My last remark was too snarky and out of context, I am sorry. You want both projects to merge again with OO being the 'core' and LO the 'user interface'? Sounds intriguing, but are both code bases still compatible enough for that? Would this not be more effort than gain?
What is obvious is that the AOO project cannot support, at
the present time, being an end-user focused effort. I would
suggest we focus on not being one, but instead being a
framework or library that can be consumed by actual
end-user implementations.
OpenOffice and LibreOffice are already "merged". In fact in the past years, after the fork, LibreOffice developers regularly tracked OpenOffice source code repository and merged all the useful changes they could find, by either picking the original code or re-implementing it their own way.
In addition to that they also completely overhauled and simplified the build system, removed tons of dead code and translated German comments which where there since StarOffice, replaced Java components with equivalent ones written in C/C++, are in the process of switching from GTK2 to GTK3 (mandatory to get Wayland support in Linux), etc. Doing so they made the LibreOffice source code base sustainable on the long term and lowered the difficulty entry level for new contributors, while apparently OpenOffice buildbots are not even able to rebuild their software since last year...
The only useful asset which remains to OpenOffice is the trademark.
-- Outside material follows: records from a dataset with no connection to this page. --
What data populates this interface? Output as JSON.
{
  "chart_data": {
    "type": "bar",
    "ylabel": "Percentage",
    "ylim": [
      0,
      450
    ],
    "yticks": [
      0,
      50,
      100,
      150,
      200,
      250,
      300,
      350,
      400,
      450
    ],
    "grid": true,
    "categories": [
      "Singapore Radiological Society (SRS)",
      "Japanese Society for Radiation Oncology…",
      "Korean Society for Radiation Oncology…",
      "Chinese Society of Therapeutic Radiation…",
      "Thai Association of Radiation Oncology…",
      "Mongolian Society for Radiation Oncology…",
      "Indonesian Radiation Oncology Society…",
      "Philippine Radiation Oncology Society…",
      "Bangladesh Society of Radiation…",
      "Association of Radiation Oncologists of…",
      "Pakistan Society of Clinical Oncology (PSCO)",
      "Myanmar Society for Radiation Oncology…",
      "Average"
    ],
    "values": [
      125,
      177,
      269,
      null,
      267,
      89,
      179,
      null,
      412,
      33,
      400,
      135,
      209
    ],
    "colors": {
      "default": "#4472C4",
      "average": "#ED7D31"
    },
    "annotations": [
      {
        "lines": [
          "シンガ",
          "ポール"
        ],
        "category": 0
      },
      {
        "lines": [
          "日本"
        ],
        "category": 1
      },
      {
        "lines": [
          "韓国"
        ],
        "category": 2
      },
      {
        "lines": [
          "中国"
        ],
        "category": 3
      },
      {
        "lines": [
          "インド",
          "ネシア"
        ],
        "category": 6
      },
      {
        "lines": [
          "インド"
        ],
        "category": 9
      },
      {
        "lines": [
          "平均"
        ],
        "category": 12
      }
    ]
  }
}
"In fact in the past years, after the fork, LibreOffice developers regularly tracked OpenOffice source code repository and merged all the useful changes they could find, by either picking the original code or re-implementing it their own way."
And therein lies the problem... AOO was simply consumed. There was no quid-pro-quo where these were then donated back to AOO. Of course, the ALv2 does not require that, and so LO was perfectly within their right to not donate back. But it also seems somewhat "shady", and not the kind of behavior one would expect of a fellow FOSS project, but more like a corporate FOSS bottom feeder.
So development was basically all single stream... what was useful was used but nothing was given back.
I wish people would recall this when they mention how "arrogant" Apache is, or how Apache acted in bad faith and stuff like that or that Apache wanted to "control everything". Certainly if a single, unified OO eco-system was important to LO/TDF, they had opportunities to help make that happen. Let's at least be honest here.
LibreOffice exists because Sun wasn't accepting useful contributions to OpenOffice or putting much effort into maintaining it, and then Sun was acquired by Oracle, an open-source-hostile (to say the least; they killed OpenSolaris and sued Google for reimplementing Java!) company. So they had to fork.
Of course, because everyone then ran away to LibreOffice, OpenOffice basically died. And, as expected, Oracle hardly cared for it, stopped work on it entirely and handed it off to the Apache Foundation to die.
Really, they should've transferred the trademark and copyright to the Document Foundation instead, or at least coöperated with them. But that wouldn't have been spiteful enough of the community. In fact:
> Oracle was invited to become a member of The Document Foundation. However, Oracle demanded that all members of the OpenOffice.org Community Council involved with The Document Foundation step down from the OOo Community Council, claiming a conflict of interest.
> It was originally hoped that the LibreOffice name would be provisional, as Oracle was invited to become a member of The Document Foundation. However, Oracle rejected requests to donate the OpenOffice.org brand to the project.
Why should LO have an interest to switch to an OO core/library? Just to gain the OO name back and be present on the website? Tough deal. Also, I still think the code bases are too different by now [1] and there is little to gain.
Without at at least one 'consumer'/UI (which you do not want or cannot provide) there is little point in developing an OO core/library, or is it? Which leads to my snarky comment about end-users and their role...
The Open Office eco-system is larger, by far, than LO and AOO. Maybe LO may not benefit at all from a permissive licensed core (although it certainly has benefited from it, as noted elsewhere), but certainly other OO implementations might.
We have seen, and even the FSF admits it, that open standards do best with permissive licensed implementations. So if you want wide adoption of open standards, a permissive license is likely better.
The world is not just LO or AOO. After all, the enemy, so-to-speak, is this proprietary s/w called MSO...
In what parallel universe do you get that conclusion from that thread?